Les lois, prépondérantes pour le développement du sport

A l’échelle internationale et dans le sport le plus populaire (le football), l’exemple de l’arrêt Bosman de 1995 est saisissant sur l’importance des lois dans le sport. En effet, le rapport de forces entre Européens et Sud-américains en coupes du monde a drastiquement évolué en faveur des Européens depuis l’arrêt Bosman.
L’arrêt Bosman est le fruit d’un litige entre le joueur belge Jean-Marc Bosman et son club, le RFC Liège. En 1990, Bosman voulait quitter son club mais la procédure pour changer de club n’était pas aussi simple qu’aujourd’hui. En effet, même si le joueur était en fin de contrat, le club acheteur devait à l’époque s’acquitter d’une somme pour enrôler le joueur. Dunkerque (club de Ligue 2 en France) voulait recruter Bosman, mais la somme demandée par Liège était trop élevée, ce qui empêcha le deal d’aboutir. Bosman déposa une plainte aiprès de la Cour de justice européenne et, le 15 décembre 1995, il gagnait son procès, ce qui donna naissance à l’arrêt Bosman. Cet arrêt stipulait que les joueurs étaient désormais libres de rejoindre le club de leur choix à la fin de leur contrat. Ils pouvaient de surcroît changer de club, même s’ils étaient sous contrat, sous réserve du paiement d’une clause libératoire par le club acheteur. Enfin, les clubs européens n’avaient désormais plus de limite au nombre de joueurs issus de l’Union européenne au sein de leur effectif.
Depuis l’instauration de l’arrêt Bosman, les Européens ont gagné 5 des 6 coupes du monde jouées (83%), alors qu’avant l’arrêt, l’Europe en avait remporté seulement 7 de 15 (47%). L’exposition des meilleurs joueurs européens de toutes les nations a renforcé les meilleurs joueurs des grandes nations, en pavant par exemple la voie à la première victoire de la France en coupe du monde en 1998, dont la majorité des meilleurs joueurs n’évoluait pas en France, mais dans les meilleurs clubs européens. De plus, des nations secondaires en Europe, telles que la Croatie et la Belgique, ont fait un saut qualitatif impressionnant, finissant respectivement deuxième et troisième du dernier Mondial, en raison notamment du fait que leurs meilleurs joueurs ont désormais la possibilité juridique de rejoindre les clubs des grands championnats européens, et ne sont plus limités à l’exercice de leur profession dans leur championnat national de clubs, qui est relativement faible. Ainsi, à la coupe du monde 2018, la majorité des joueurs de la sélection belge évoluaient dans l’un des meilleurs, voire le meilleur championnat européen, qu’est la "Premier League" anglaise.

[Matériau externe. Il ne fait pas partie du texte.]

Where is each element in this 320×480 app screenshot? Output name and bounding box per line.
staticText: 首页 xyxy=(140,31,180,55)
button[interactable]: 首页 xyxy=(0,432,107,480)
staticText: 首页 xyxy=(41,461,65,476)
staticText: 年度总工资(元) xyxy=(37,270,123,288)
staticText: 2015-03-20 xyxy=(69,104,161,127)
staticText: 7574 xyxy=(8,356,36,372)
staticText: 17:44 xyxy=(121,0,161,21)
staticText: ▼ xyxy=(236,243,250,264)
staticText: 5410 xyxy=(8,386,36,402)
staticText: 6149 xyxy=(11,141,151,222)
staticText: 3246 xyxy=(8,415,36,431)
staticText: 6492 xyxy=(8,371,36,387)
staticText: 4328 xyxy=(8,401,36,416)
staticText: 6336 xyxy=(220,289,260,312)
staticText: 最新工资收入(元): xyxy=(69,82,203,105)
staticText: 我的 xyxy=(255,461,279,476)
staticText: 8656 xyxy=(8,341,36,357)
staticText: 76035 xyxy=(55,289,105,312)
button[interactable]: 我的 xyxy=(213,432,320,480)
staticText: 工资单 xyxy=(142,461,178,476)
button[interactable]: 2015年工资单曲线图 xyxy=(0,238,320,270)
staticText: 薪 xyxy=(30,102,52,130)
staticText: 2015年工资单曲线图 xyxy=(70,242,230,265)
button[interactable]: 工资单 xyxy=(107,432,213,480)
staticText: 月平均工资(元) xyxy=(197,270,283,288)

A voir le succès sportif des Européens grâce à cet arrêt, on se demande pourquoi les instances sportives arabes ne s’activent pas pour développer une législation similaire entre les pays arabes, pour faciliter la circulation des joueurs de ces pays. Interrogé à ce sujet par Ici Beyrouth, Maître Ralph Charbel explique que cela serait "une bonne idée à mettre en place qui pourrait élever le niveau des ligues arabes. Si le quota des joueurs arabes dans une équipe n’est plus comptabilisé dans le quota des joueurs étrangers, cela permettrait au niveau sportif de progresser."

Indépendamment du manque de coordination et de vision à l’échelle juridique arabe pour le développement du sport, le Liban est à la traîne sur plusieurs aspects du droit du sport comme les ruptures unilatérales des contrats par les clubs ou les sportifs. Charbel explique qu’"en théorie, ces ruptures ne sont pas simples. Le club ou le sportif ayant rompu son contrat sans juste cause devrait en effet payer une lourde indemnité. Mais en pratique, rares sont les sportifs professionnels ayant recours à des spécialistes en droit du sport. Pour cela, beaucoup de ruptures abusives de contrats de sportifs professionnels sont effectuées par les clubs sans conséquences."